Voor de selectie van respondenten in dit deelonderzoek streefden we naar een goede verdeling van personen die actief zijn in de vier kwarten van dit schema. Daarbij merken we op dat veel vrijwilligers zich inzetten voor meerdere initiatieven tegelijk, en dus veelal niet tot één subcategorie behoren. Hieronder volgt een overzicht van de vrijwilligers met een korte toeklichting tot welke categorie zij ingedeeld kunnen worden:

Mantelzorger (informeel individueel)

Schuldhulpmaatje (formeel/individueel)

Vrijwilliger bij Clup Welzijn voert praktische klussen uit bij bewoners (formeel/individueel)

Twee vrijwilligers bij Woningklus werken op ‘het servicepunt’, behandelen aanvragen en doen beide aan huisbezoeken (formee /individueel)

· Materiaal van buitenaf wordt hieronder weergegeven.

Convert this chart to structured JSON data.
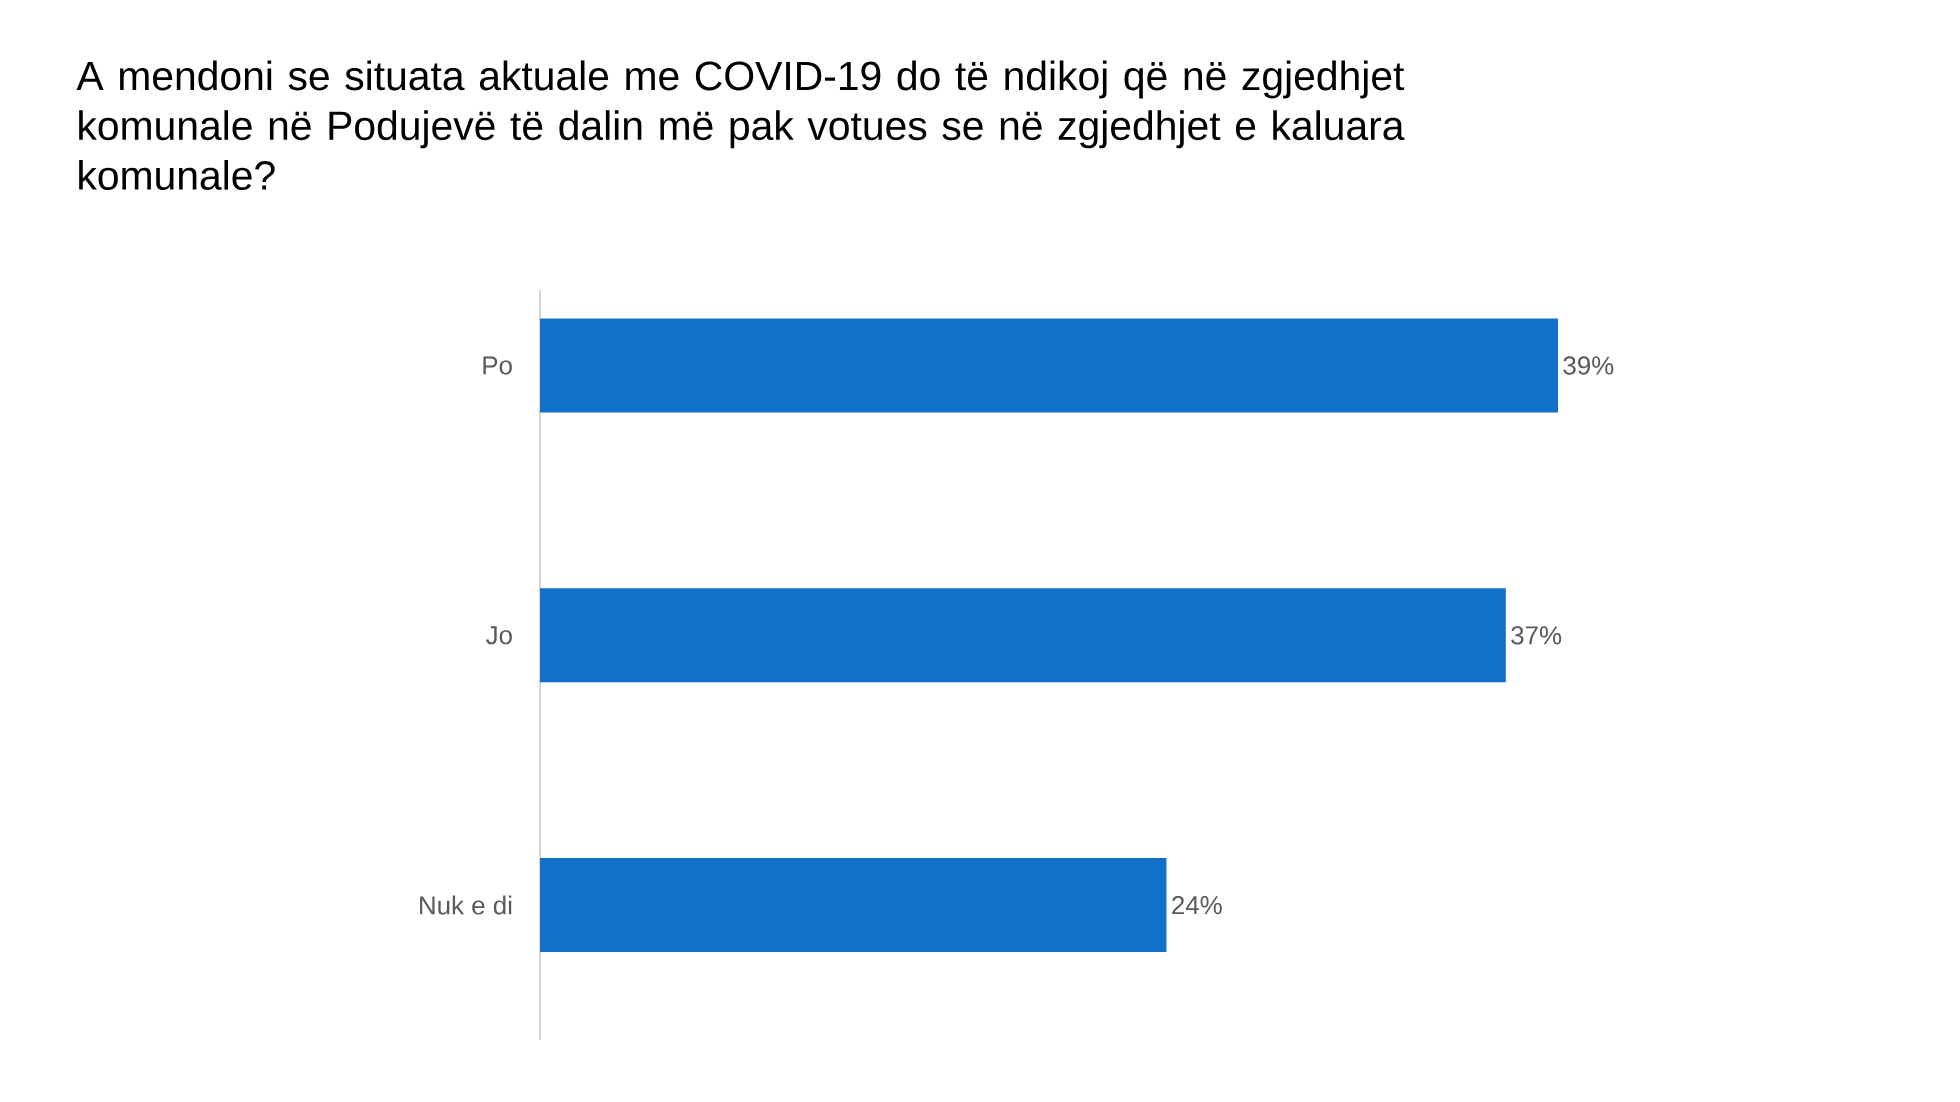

Twee medewerkers van de Voedselbank. Eén vrijwilligers en één betaalde kracht. (formeel/collectief)

Voorzitter van de Gilde; een organisatie waarbij vrijwilligers, veelal gepensioneerden, kennis en kunde inzetten voor hun medebewoners. De vrijwilliger die wij interviewde organiseert bijeenkomsten en vergaderingen en verzint en ontwikkelt nieuwe ideeën voor projecten (formeel/ collectief)

Vrijwilliger Clup is buurtbemiddelaar (formeel/individueel) en bij het Repaircafe en buurtbemiddelaarsteam ‘Oog en oren’ (formeel/collectief), daarnaast was hij vijftien jaar voorzitter van de wijkkerngroep in Weidevenne

(formeel/collectief)

Een vrijwilliger werkzaam voor Caritas spreekt op eigen initiatief daklozen in de bibliotheek (informeel/ individueel) houdt spreekuur vanuit de kerkgemeenschap (formeel/individueel) en is nauw betrokken bij de nachtopvang (formeel/collectief)

Twee vrijwilligers bij Stichting Luctus organiseren op eigen initiatief een lotgenotengroep rondom Rouw & Verlies (informeel collectief)

De algemeen coördinator van Stichting Present, ‘een makelaar in het vrijwilligerswerk’ (formeel individueel en collectief)

Een coördinator Home-Start, een programma dat opvoedondersteuning aan gezinnen biedt door middel van vrijwilligers (formeel/individueel)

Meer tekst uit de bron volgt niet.